Working Around Low Disk Space During A Full Crawl

TIL that space is released when you pause a crawl!

Backstory:

We decided to re-index our SharePoint site due to spotty search results, and learned the hard way that we didn’t have enough space to run a full crawl.

Adding space wasn’t an option and I had to get the search working again or else face the wrath of the users who rely on it. I decided I’d run the full crawl and pause it before free space got too low. That way some things would be searchable at least.

To my surprise, a ton of drive space freed up when I paused the crawl, and items that had already been crawled were still searchable!

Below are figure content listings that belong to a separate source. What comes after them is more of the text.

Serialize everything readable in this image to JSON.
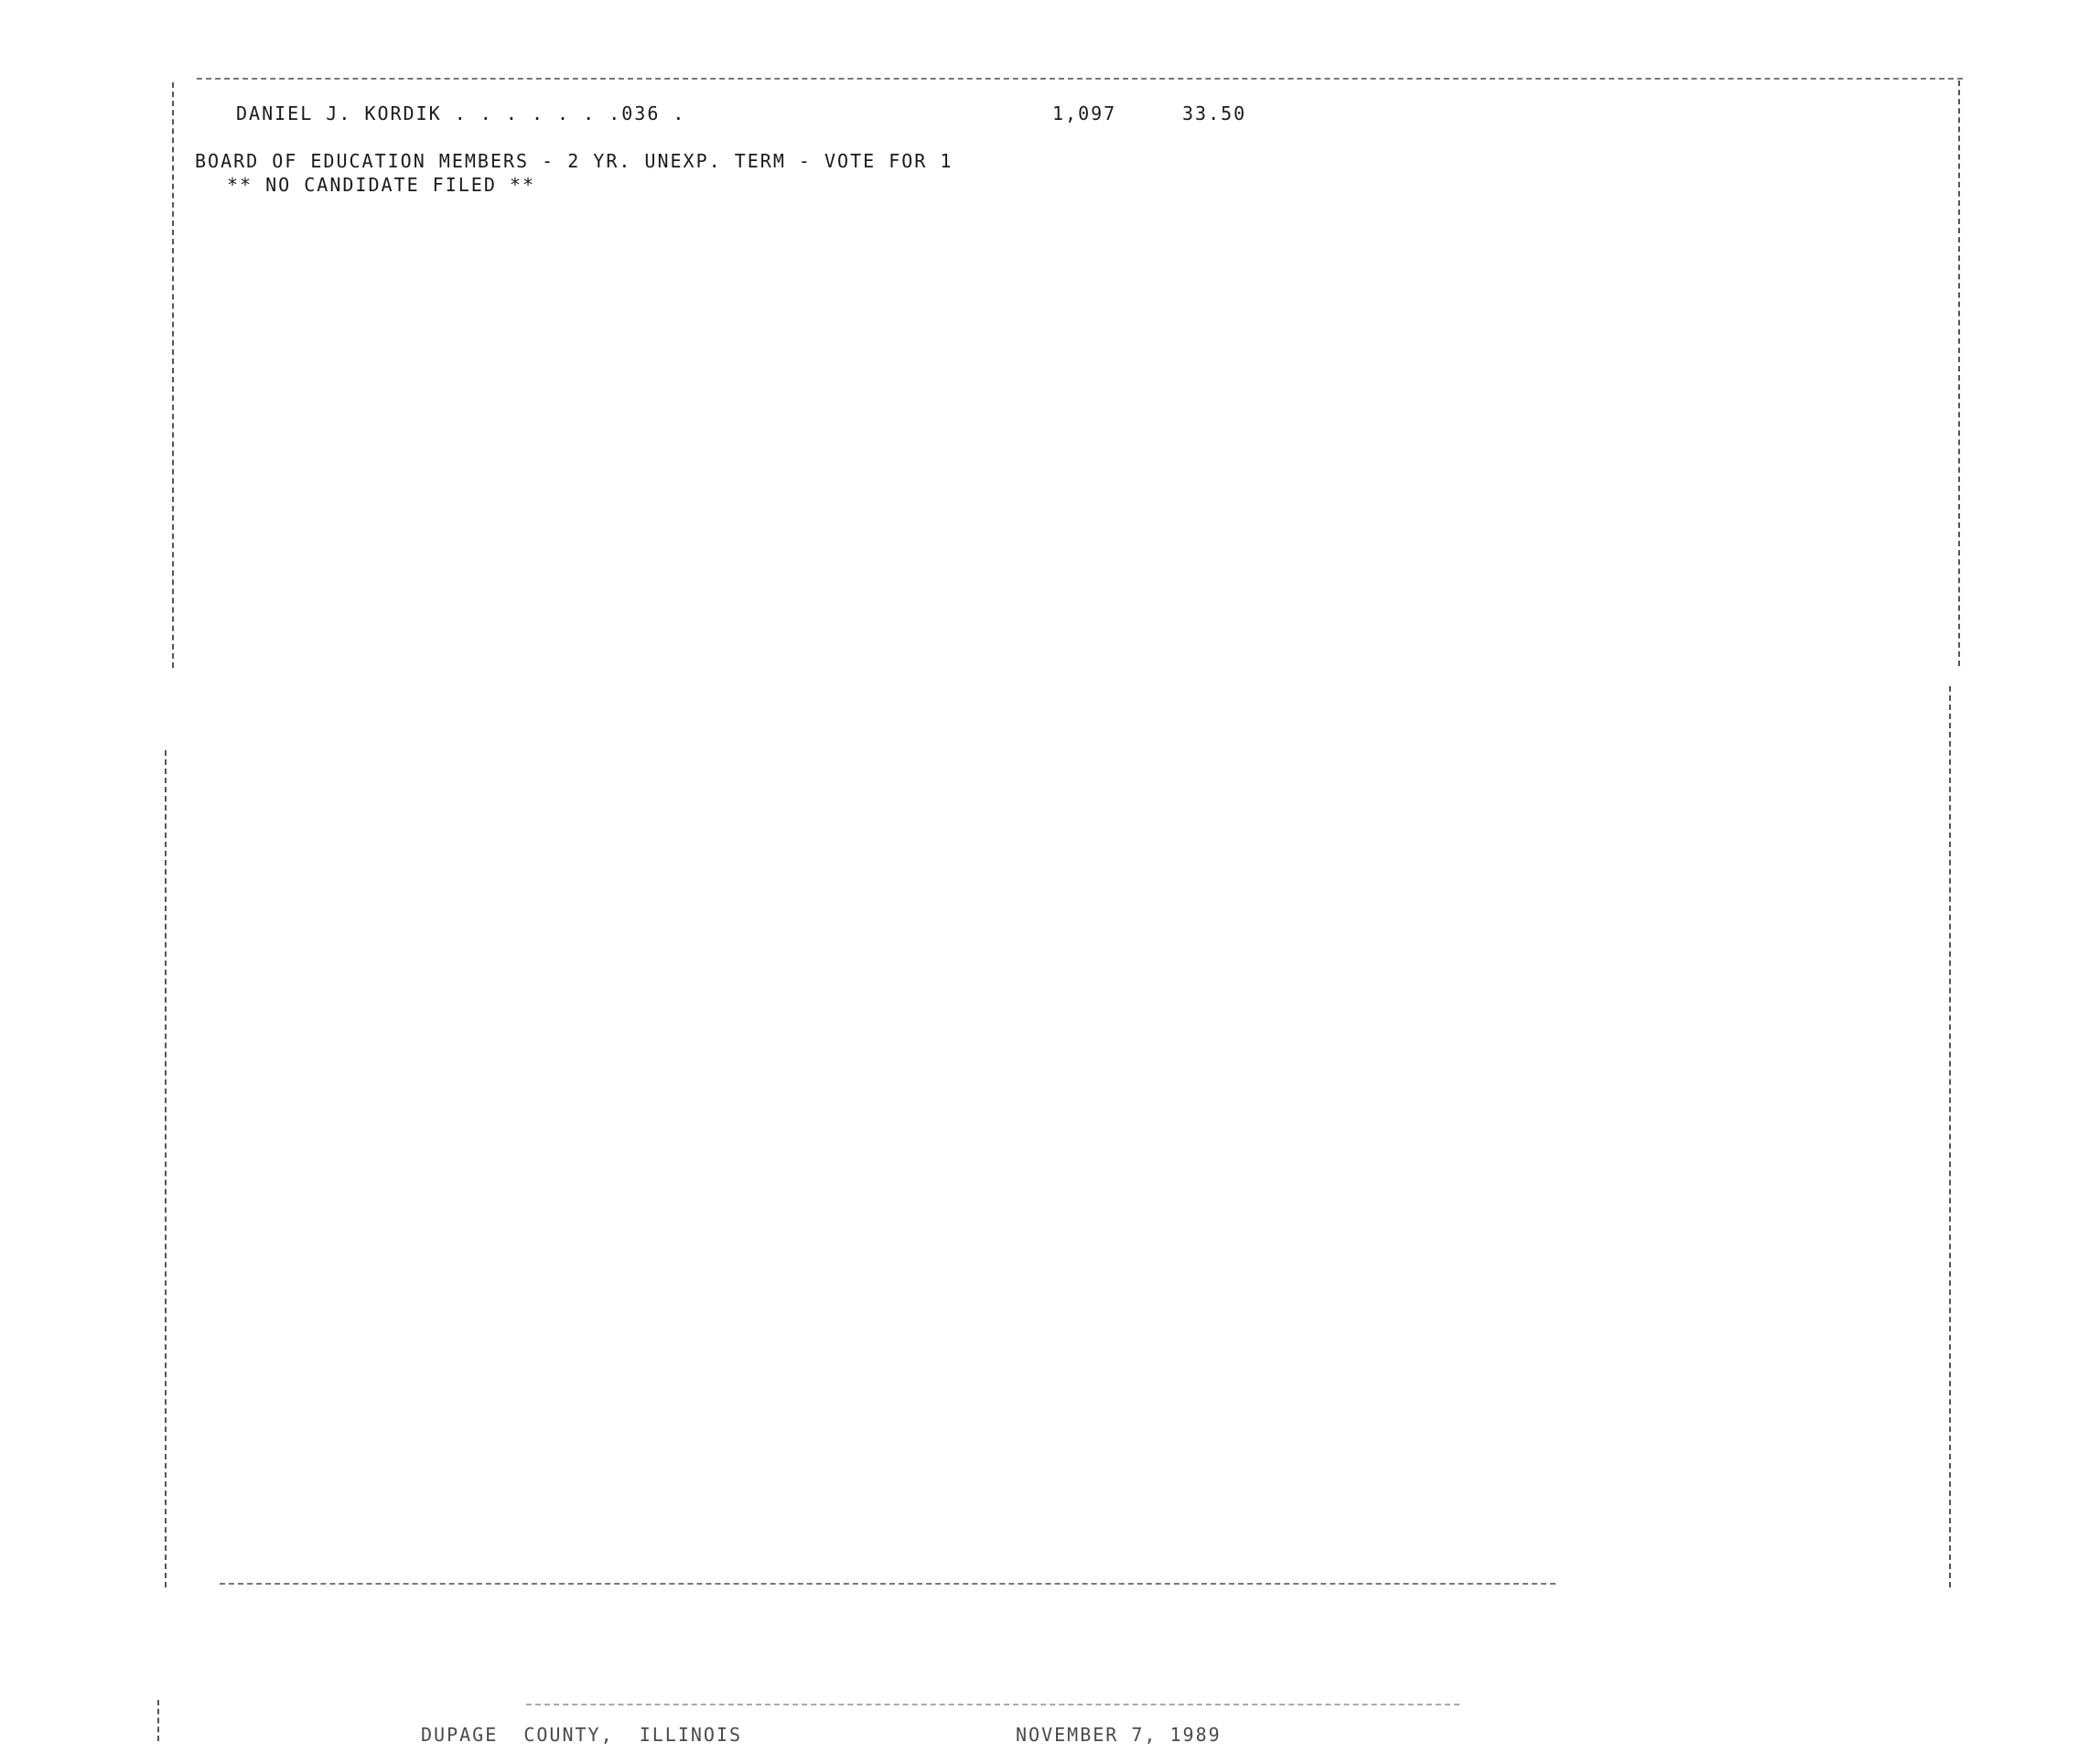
{
  "report": {
    "candidate_row": {
      "name": "DANIEL J. KORDIK . . . . . . .036 .",
      "votes": "1,097",
      "percent": "33.50"
    },
    "contest": {
      "title": "BOARD OF EDUCATION MEMBERS - 2 YR. UNEXP. TERM - VOTE FOR 1",
      "note": "** NO CANDIDATE FILED **"
    }
  },
  "footer": {
    "county": "DUPAGE  COUNTY,  ILLINOIS",
    "date": "NOVEMBER 7, 1989"
  }
}
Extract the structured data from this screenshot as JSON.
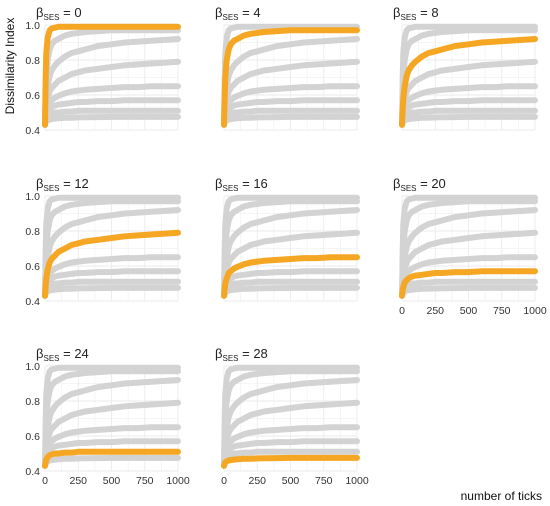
{
  "chart_data": {
    "type": "line",
    "ylabel": "Dissimilarity Index",
    "xlabel": "number of ticks",
    "xlim": [
      0,
      1000
    ],
    "ylim": [
      0.4,
      1.0
    ],
    "x_ticks": [
      "0",
      "250",
      "500",
      "750",
      "1000"
    ],
    "y_ticks": [
      "0.4",
      "0.6",
      "0.8",
      "1.0"
    ],
    "grid": true,
    "highlight_color": "#F5A623",
    "background_color": "#D3D3D3",
    "x": [
      0,
      5,
      10,
      20,
      35,
      50,
      75,
      100,
      150,
      200,
      250,
      300,
      400,
      500,
      600,
      700,
      800,
      900,
      1000
    ],
    "panels": [
      {
        "label": "β",
        "sub": "SES",
        "value": "0",
        "highlight": 0
      },
      {
        "label": "β",
        "sub": "SES",
        "value": "4",
        "highlight": 1
      },
      {
        "label": "β",
        "sub": "SES",
        "value": "8",
        "highlight": 2
      },
      {
        "label": "β",
        "sub": "SES",
        "value": "12",
        "highlight": 3
      },
      {
        "label": "β",
        "sub": "SES",
        "value": "16",
        "highlight": 4
      },
      {
        "label": "β",
        "sub": "SES",
        "value": "20",
        "highlight": 5
      },
      {
        "label": "β",
        "sub": "SES",
        "value": "24",
        "highlight": 6
      },
      {
        "label": "β",
        "sub": "SES",
        "value": "28",
        "highlight": 7
      }
    ],
    "series": [
      {
        "name": "βSES = 0",
        "values": [
          0.43,
          0.7,
          0.84,
          0.93,
          0.97,
          0.98,
          0.985,
          0.99,
          0.99,
          0.99,
          0.99,
          0.99,
          0.99,
          0.99,
          0.99,
          0.99,
          0.99,
          0.99,
          0.99
        ]
      },
      {
        "name": "βSES = 4",
        "values": [
          0.43,
          0.6,
          0.7,
          0.8,
          0.86,
          0.89,
          0.91,
          0.92,
          0.94,
          0.95,
          0.955,
          0.96,
          0.965,
          0.97,
          0.97,
          0.97,
          0.97,
          0.97,
          0.97
        ]
      },
      {
        "name": "βSES = 8",
        "values": [
          0.43,
          0.52,
          0.58,
          0.65,
          0.71,
          0.74,
          0.77,
          0.79,
          0.82,
          0.84,
          0.85,
          0.86,
          0.88,
          0.89,
          0.9,
          0.905,
          0.91,
          0.915,
          0.92
        ]
      },
      {
        "name": "βSES = 12",
        "values": [
          0.43,
          0.49,
          0.53,
          0.58,
          0.62,
          0.64,
          0.66,
          0.68,
          0.7,
          0.72,
          0.73,
          0.74,
          0.75,
          0.76,
          0.77,
          0.775,
          0.78,
          0.785,
          0.79
        ]
      },
      {
        "name": "βSES = 16",
        "values": [
          0.43,
          0.47,
          0.5,
          0.53,
          0.56,
          0.57,
          0.585,
          0.595,
          0.61,
          0.62,
          0.625,
          0.63,
          0.635,
          0.64,
          0.645,
          0.645,
          0.65,
          0.65,
          0.65
        ]
      },
      {
        "name": "βSES = 20",
        "values": [
          0.43,
          0.46,
          0.48,
          0.505,
          0.52,
          0.53,
          0.54,
          0.545,
          0.55,
          0.555,
          0.56,
          0.56,
          0.565,
          0.565,
          0.57,
          0.57,
          0.57,
          0.57,
          0.57
        ]
      },
      {
        "name": "βSES = 24",
        "values": [
          0.43,
          0.45,
          0.465,
          0.48,
          0.49,
          0.495,
          0.5,
          0.5,
          0.505,
          0.505,
          0.51,
          0.51,
          0.51,
          0.51,
          0.51,
          0.51,
          0.51,
          0.51,
          0.51
        ]
      },
      {
        "name": "βSES = 28",
        "values": [
          0.43,
          0.44,
          0.45,
          0.455,
          0.46,
          0.462,
          0.465,
          0.467,
          0.47,
          0.47,
          0.472,
          0.473,
          0.474,
          0.475,
          0.475,
          0.475,
          0.475,
          0.475,
          0.475
        ]
      }
    ]
  }
}
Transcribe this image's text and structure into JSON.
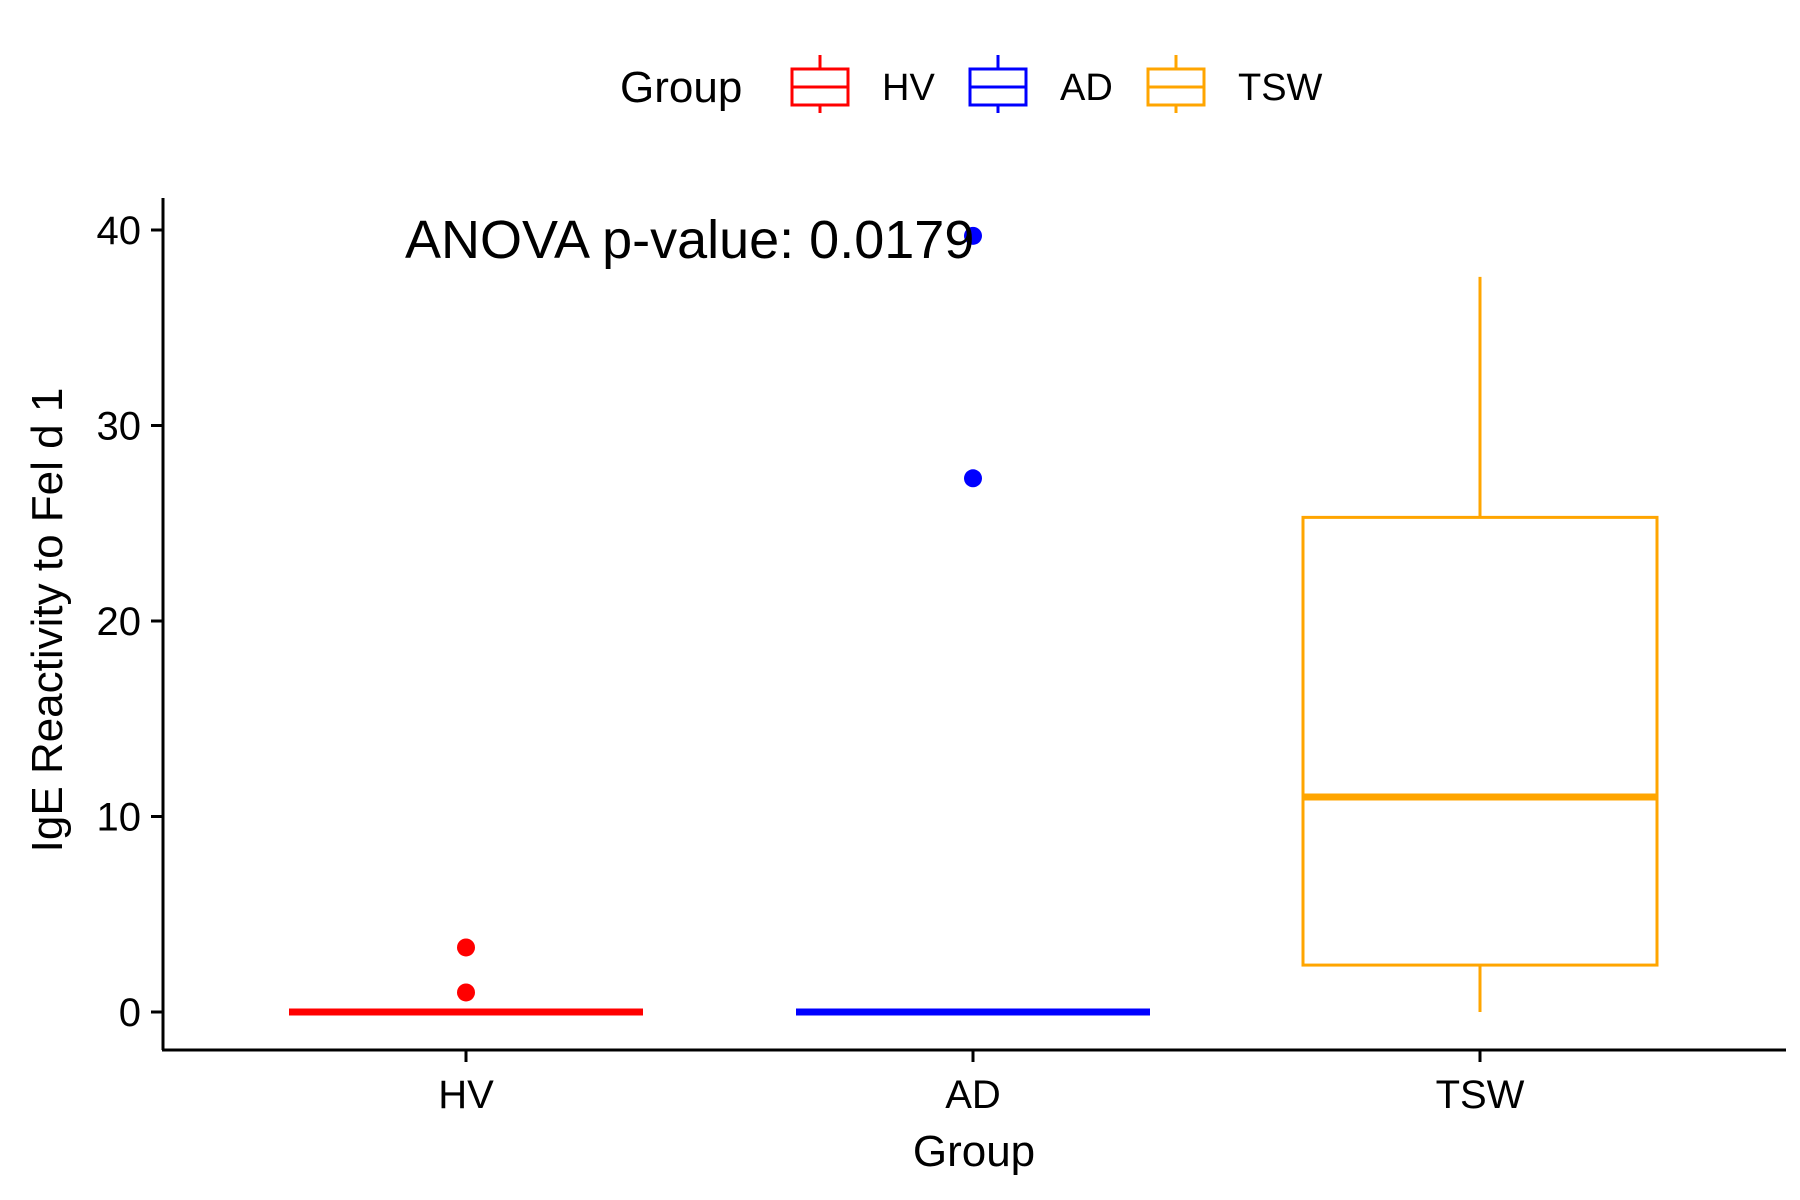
{
  "chart_data": {
    "type": "box",
    "xlabel": "Group",
    "ylabel": "IgE Reactivity to Fel d 1",
    "ylim": [
      -2,
      42
    ],
    "yticks": [
      0,
      10,
      20,
      30,
      40
    ],
    "categories": [
      "HV",
      "AD",
      "TSW"
    ],
    "annotation": "ANOVA p-value: 0.0179",
    "legend": {
      "title": "Group",
      "position": "top",
      "entries": [
        "HV",
        "AD",
        "TSW"
      ]
    },
    "grid": false,
    "series": [
      {
        "name": "HV",
        "color": "#ff0000",
        "min": 0,
        "q1": 0,
        "median": 0,
        "q3": 0,
        "max": 0,
        "outliers": [
          3.3,
          1.0
        ]
      },
      {
        "name": "AD",
        "color": "#0000ff",
        "min": 0,
        "q1": 0,
        "median": 0,
        "q3": 0,
        "max": 0,
        "outliers": [
          39.7,
          27.3
        ]
      },
      {
        "name": "TSW",
        "color": "#ffa500",
        "min": 0,
        "q1": 2.4,
        "median": 11.0,
        "q3": 25.3,
        "max": 37.6,
        "outliers": []
      }
    ]
  }
}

Using that to my advantage, I spent the rest of the day pausing and resuming the full crawl until it was finished. Tedious, but worth it.

Summary:

If you don’t have enough disk space to run a full crawl straight through, monitor the drive while the crawl is running and pause it when you need to free up space. Once the crawl’s status changes from “Pausing” to “Paused”, confirm that space is available again and resume crawling. Repeat as necessary.

Thoughts:

Releasing space seems like basic functionality. Does the crawler really not have the ability to determine free space on the drive where temp files are stored? Why doesn’t it pause itself when the “low disk space” event is triggered? Why are temp files stored on the system drive by default if there isn’t a mechanism that prevents the drive from bottoming out, corrupting the index? Am I missing something?

That being said, I’m not convinced of the health of our search service application.